2024 will see significant change to the legal liabilities of building services contractors because of new powers introduced under the Building Safety Act, according to the Building Engineering Services Association (BESA).

The dramatic extension of the claims period for defects from six to 30 years is the standout potential legal issue for contractors as it substantially redraws the 1972 Defective Premises Act.

The implications for supply chains are profound, according to BESA, with the 30-year limitation applying to projects completed before the Act came into force in June 2022. The limitation period for projects completed after that date is 15 years.

Anyone involved in the design, construction and management of a residential building should keep this on their radar, the Association believes, although the practical and insurance issues are considerable.

“In theory at least, companies could be asked for project records dating back three decades,” said BESA’s director of specialist knowledge Rachel Davidson. “Before the Act, documents would most likely have been retained for up to 12 years in line with industry legal best practice and then destroyed.

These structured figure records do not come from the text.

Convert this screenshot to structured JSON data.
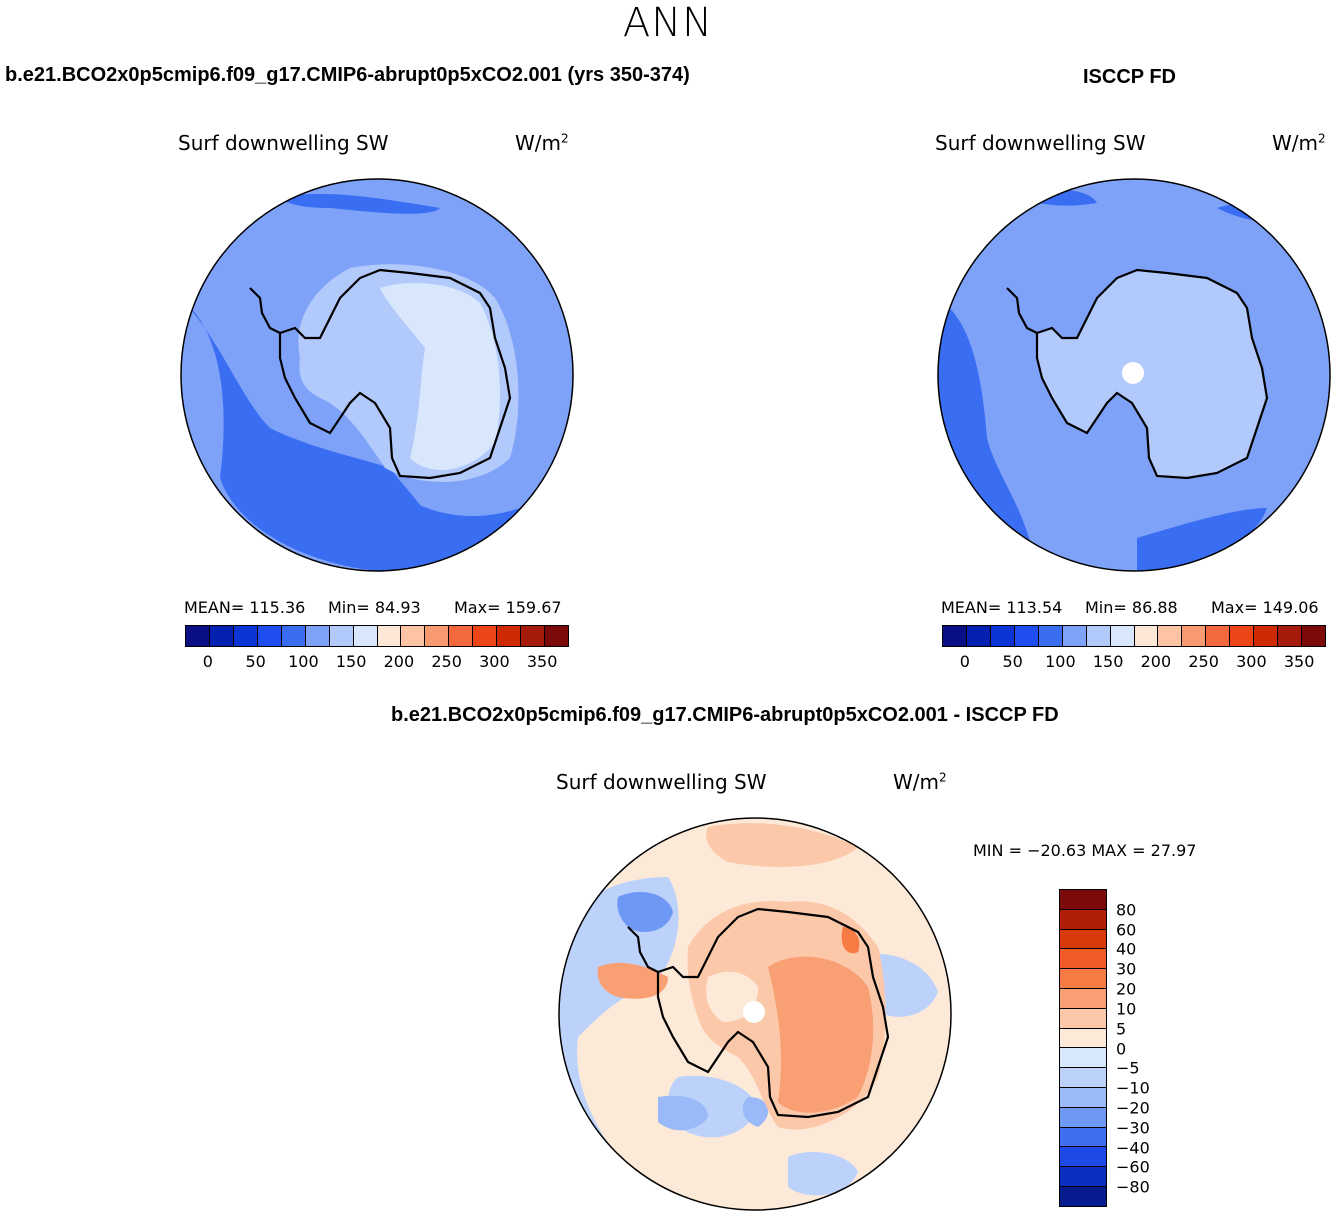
{
  "season": "ANN",
  "panels": {
    "model": {
      "title": "b.e21.BCO2x0p5cmip6.f09_g17.CMIP6-abrupt0p5xCO2.001 (yrs 350-374)",
      "variable": "Surf downwelling SW",
      "units_base": "W/m",
      "units_exp": "2",
      "stats": {
        "mean": "MEAN= 115.36",
        "min": "Min=  84.93",
        "max": "Max= 159.67"
      },
      "colorbar": {
        "ticks": [
          "0",
          "50",
          "100",
          "150",
          "200",
          "250",
          "300",
          "350"
        ],
        "colors": [
          "#0a0f85",
          "#0521b0",
          "#0d35d6",
          "#1e4ef0",
          "#3a6ef2",
          "#7fa2f9",
          "#b1c9fb",
          "#d9e7fd",
          "#fde7d6",
          "#fcc3a5",
          "#f89a70",
          "#f3693d",
          "#ec4616",
          "#cf2a06",
          "#a51a0a",
          "#7d0a0a"
        ]
      }
    },
    "obs": {
      "title": "ISCCP FD",
      "variable": "Surf downwelling SW",
      "units_base": "W/m",
      "units_exp": "2",
      "stats": {
        "mean": "MEAN= 113.54",
        "min": "Min=  86.88",
        "max": "Max= 149.06"
      },
      "colorbar": {
        "ticks": [
          "0",
          "50",
          "100",
          "150",
          "200",
          "250",
          "300",
          "350"
        ]
      }
    },
    "diff": {
      "title": "b.e21.BCO2x0p5cmip6.f09_g17.CMIP6-abrupt0p5xCO2.001 - ISCCP FD",
      "variable": "Surf downwelling SW",
      "units_base": "W/m",
      "units_exp": "2",
      "minmax": "MIN = −20.63 MAX =  27.97",
      "colorbar": {
        "labels": [
          "80",
          "60",
          "40",
          "30",
          "20",
          "10",
          "5",
          "0",
          "−5",
          "−10",
          "−20",
          "−30",
          "−40",
          "−60",
          "−80"
        ],
        "colors": [
          "#7d0a0a",
          "#b11e08",
          "#d93a0b",
          "#f05a24",
          "#f57a44",
          "#f99f74",
          "#fcc8aa",
          "#fde9d8",
          "#d8e8fd",
          "#bdd2fb",
          "#9ab9f9",
          "#6f98f4",
          "#3f6ef1",
          "#1d4ae6",
          "#0b2fbf",
          "#061b8e"
        ]
      }
    }
  }
}
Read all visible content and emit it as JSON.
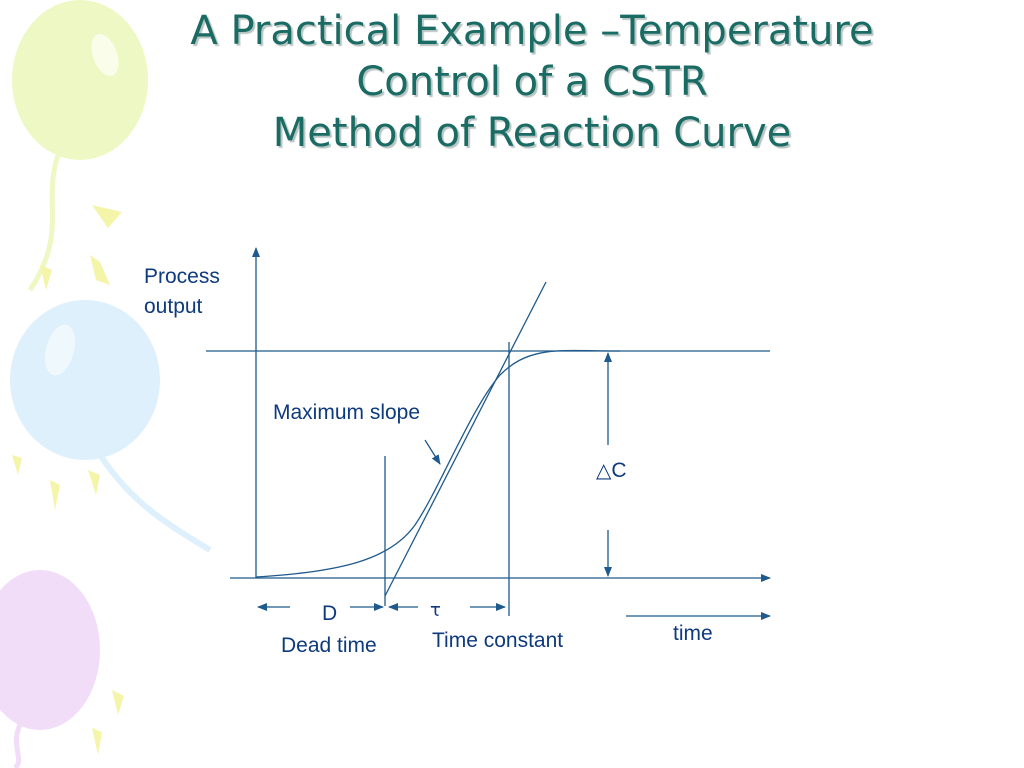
{
  "slide": {
    "title_lines": [
      "A Practical Example –Temperature",
      "Control of a CSTR",
      "Method of Reaction Curve"
    ]
  },
  "diagram": {
    "y_axis_label_lines": [
      "Process",
      "output"
    ],
    "x_axis_label": "time",
    "max_slope_label": "Maximum slope",
    "delta_symbol": "△",
    "delta_c_label": "C",
    "dead_time_symbol": "D",
    "dead_time_label": "Dead time",
    "time_constant_symbol": "τ",
    "time_constant_label": "Time constant"
  },
  "colors": {
    "title": "#1a6b64",
    "line": "#1f5a8c",
    "text": "#0e3a7e",
    "balloon_green": "#eef8c4",
    "balloon_blue": "#def0fb",
    "balloon_purple": "#f1ddf8",
    "streamer_yellow": "#f4f5a8"
  }
}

“Digital record keeping was not the powerful tool it is today so many firms may find it hard to dig out the necessary information if instructed to by a court. Also, there will have been wholesale staff changes over that time so it will often be impossible to rely on the recollections of key individuals,” she added.

Davidson also pointed out that many of the parties involved may no longer be trading and others could lack adequate insurance cover.

The Act has also introduced a new wide-reaching instrument called the Building Liability Order (BLO), which allows so-called ‘associate’ companies to be prosecuted alongside the main defendant in a construction dispute.

This is primarily aimed at large firms and Tier One contractors who may have used ‘special purpose vehicles’ (SPVs) to carry out projects and these may not have their own funds to pay out any compensation. The BLO allows lawyers to “pierce the corporate veil” to establish who is ultimately responsible for a failed project and ensure they meet any liabilities.

Product quality will also come under renewed scrutiny this year because of changes introduced by the Act with manufacturers particularly targeted if they make unsubstantiated claims for their equipment. The Act makes it easier for end clients, developers etc. to launch claims directly against product suppliers and for contractors to seek redress from manufacturers or deflect some blame as part of their own defence.

“Contractors will have to get used to facing more forensic legal scrutiny, particularly in terms of long-term liabilities,” said BESA’s director of legal and commercial affairs Debbie Petford.

“However, BESA members have access to an expert legal team who are carefully tracking the Act and its implications and will be able to advise on ways to prepare and protect yourself, and deal with any claims.”